Bei all der Ratlosigkeit ist zumindest eins klar: Über die Zuwanderung wird die Schweiz noch mehrmals abstimmen. Das vom Bundesrat auf Ende Jahr angekündigte Umsetzungsgesetz zur SVP-Initiative dürfte es bereits im Parlament schwer haben. Schon bei geringen Abstrichen bei der Personenfreizügigkeit gilt ein Referendum von Linken und Mitteparteien als praktisch sicher.

Linke und Gewerkschaften verlangen zudem eine Volksabstimmung über die Kündigung der Bilateralen, sollte der Bundesrat an einer EU-kompatiblen Umsetzung scheitern. Sie hoffen, dass sich das Volk bis dann für eine Fortsetzung der Bilateralen entscheiden wird. Ein­zelne Bürgerliche erwarten vom Bundesrat zudem einen Gegenvorschlag zur Ecopop-Initiative, die die Zuwanderung ebenfalls beschränken soll.
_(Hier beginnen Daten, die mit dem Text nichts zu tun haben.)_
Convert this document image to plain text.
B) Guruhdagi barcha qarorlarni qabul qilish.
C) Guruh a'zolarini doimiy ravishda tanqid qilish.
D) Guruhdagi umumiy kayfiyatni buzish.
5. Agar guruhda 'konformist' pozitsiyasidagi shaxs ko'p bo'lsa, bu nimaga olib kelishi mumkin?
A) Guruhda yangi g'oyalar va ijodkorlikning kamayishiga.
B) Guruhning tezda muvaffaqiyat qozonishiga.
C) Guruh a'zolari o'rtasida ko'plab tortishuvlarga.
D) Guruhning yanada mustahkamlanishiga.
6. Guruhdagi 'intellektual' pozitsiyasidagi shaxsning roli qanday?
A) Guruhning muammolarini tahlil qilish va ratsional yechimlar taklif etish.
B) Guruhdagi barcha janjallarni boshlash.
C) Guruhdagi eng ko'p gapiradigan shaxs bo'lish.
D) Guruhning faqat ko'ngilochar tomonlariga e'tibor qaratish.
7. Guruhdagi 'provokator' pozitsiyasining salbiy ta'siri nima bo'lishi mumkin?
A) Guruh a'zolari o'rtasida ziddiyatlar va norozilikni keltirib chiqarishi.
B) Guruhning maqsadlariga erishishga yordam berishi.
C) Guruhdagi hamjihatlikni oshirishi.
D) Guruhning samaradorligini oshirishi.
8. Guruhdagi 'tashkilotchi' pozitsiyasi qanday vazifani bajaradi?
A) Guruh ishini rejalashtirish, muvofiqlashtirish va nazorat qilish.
Die SVP fürchtet derweil eine neue Zuwanderungswelle und verlangt Sofortmassnahmen wie beschränkte Aufenthaltsbewilligungen oder steuerliche Anreize für Firmen, die Inländer bei der Anstellung bevorzugen.

Die Ja-Sager bestrafen?

Das knappe Abstimmungsresultat – 50,3 Prozent Befürworter – und die Tragweite des Entscheids rechtfertigen sicher weitere Urnengänge, wegen der vielen Fragen zur Umsetzung sind sie sogar unvermeidlich.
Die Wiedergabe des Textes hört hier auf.